Vermont Officials Warn of Bears ‘On the Prowl’

  • Bears may be attracted to human food sources, but a few simple steps can reduce problems between bears and people. (Vermont Fish & Wildlife Department photograph)

Published: 5/17/2017 12:14:42 PM
Modified: 5/17/2017 12:23:42 PM

Montpelier — Vermont Fish & Wildlife officials say they are “gearing up for what will likely be another record year for bear conflicts” and are urging Vermonters to remove potential food sources that attract bears.

“The number of bear complaints we’ve received has increased nearly every year for more than a decade,” Forrest Hammond, Vermont’s lead bear biologist, said in a news release today.

“A large and healthy bear population is butting up against an increasing number of people who have built houses in the woods, fragmenting bears’ habitat and attracting them with backyard food sources. The bears are not going to change their behavior so it’s up to us to make the change.” 

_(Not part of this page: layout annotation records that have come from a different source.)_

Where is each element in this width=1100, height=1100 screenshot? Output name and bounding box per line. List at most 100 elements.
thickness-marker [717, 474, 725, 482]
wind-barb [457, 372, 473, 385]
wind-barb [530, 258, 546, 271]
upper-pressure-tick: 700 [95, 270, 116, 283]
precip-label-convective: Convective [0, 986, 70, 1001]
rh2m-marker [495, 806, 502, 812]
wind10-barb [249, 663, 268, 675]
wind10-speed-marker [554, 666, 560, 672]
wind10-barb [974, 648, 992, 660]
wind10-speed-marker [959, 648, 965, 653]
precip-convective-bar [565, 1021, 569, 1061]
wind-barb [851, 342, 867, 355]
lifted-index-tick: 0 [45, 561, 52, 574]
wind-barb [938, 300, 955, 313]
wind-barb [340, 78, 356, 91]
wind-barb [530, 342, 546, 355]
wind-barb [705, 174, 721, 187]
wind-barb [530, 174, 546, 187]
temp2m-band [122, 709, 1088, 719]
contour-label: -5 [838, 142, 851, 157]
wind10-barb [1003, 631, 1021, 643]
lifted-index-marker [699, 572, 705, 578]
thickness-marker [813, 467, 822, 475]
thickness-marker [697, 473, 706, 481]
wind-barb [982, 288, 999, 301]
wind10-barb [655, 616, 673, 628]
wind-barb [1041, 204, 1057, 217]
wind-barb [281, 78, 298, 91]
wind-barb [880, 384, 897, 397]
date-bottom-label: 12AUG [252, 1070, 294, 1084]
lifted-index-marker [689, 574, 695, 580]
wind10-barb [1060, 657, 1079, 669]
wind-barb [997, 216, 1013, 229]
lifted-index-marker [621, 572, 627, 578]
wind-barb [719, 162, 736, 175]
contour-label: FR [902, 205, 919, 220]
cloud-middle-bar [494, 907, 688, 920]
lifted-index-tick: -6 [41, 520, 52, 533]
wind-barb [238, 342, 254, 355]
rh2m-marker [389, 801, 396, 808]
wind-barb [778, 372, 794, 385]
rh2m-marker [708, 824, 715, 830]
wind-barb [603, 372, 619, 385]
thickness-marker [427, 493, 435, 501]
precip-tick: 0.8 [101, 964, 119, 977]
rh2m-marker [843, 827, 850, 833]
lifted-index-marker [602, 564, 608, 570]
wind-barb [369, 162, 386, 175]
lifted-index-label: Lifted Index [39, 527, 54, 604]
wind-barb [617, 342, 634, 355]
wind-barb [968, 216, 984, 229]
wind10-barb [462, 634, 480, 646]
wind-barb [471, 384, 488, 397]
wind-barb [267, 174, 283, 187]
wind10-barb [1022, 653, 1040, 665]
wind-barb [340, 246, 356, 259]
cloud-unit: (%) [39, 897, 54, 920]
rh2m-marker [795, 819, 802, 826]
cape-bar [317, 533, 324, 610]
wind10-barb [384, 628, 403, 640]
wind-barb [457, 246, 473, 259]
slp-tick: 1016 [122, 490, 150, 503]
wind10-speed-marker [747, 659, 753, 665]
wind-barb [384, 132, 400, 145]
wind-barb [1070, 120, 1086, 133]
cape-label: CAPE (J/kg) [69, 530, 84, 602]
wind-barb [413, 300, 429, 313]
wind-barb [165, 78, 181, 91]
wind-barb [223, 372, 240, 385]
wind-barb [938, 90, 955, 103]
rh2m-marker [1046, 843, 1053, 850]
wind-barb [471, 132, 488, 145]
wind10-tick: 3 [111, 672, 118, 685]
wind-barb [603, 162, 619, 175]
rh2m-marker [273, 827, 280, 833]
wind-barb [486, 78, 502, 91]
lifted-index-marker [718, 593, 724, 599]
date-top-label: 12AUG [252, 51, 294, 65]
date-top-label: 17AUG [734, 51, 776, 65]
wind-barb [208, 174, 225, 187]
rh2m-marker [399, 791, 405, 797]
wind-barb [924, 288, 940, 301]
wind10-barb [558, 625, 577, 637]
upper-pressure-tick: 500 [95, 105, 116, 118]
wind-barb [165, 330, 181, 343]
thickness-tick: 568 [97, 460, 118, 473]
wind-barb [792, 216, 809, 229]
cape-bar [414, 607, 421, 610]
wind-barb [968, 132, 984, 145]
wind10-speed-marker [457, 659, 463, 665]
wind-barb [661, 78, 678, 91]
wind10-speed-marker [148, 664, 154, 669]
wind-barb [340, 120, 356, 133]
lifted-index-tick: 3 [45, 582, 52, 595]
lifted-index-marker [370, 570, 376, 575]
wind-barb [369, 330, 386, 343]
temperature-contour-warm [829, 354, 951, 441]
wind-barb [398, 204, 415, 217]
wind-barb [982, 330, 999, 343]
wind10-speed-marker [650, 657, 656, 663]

Residents are required by law to remove bear attractants and are prohibited from killing problem bears without first taking extensive nonlethal measures, according to the release.

Hammond said residents should do the following to avoid attracting bears:

— Remove food sources such as pet food, dirty barbecue grills, garbage, compost and campsites with accessible food and food waste.

— Remove birdfeeders, one of the most common bear attractants, and clean up the seeds beneath them.

— Consider installing electric fencing around food sources such as dumpsters, chicken coops, berry gardens and beehives.

— Add carbon-rich “brown” materials, such as leaves, to compost to make it “as scent-free as possible.” Avoid adding meats and smelly foods, and turn the pile over every few weeks.

Hammond said residents should keep a “respectful distance” from bears and contact a local warden if a bear is spotted in a residential neighborhood. Sightings can also be reported at

Hammond said it is “extremely difficult to relocate a nuisance bear far enough” for it not to return, and “sadly, these bears sometimes need to be put down.”

“In Vermont, we treasure our wildlife, so it’s up to people to avoid attracting bears before a bear becomes an issue,” he said.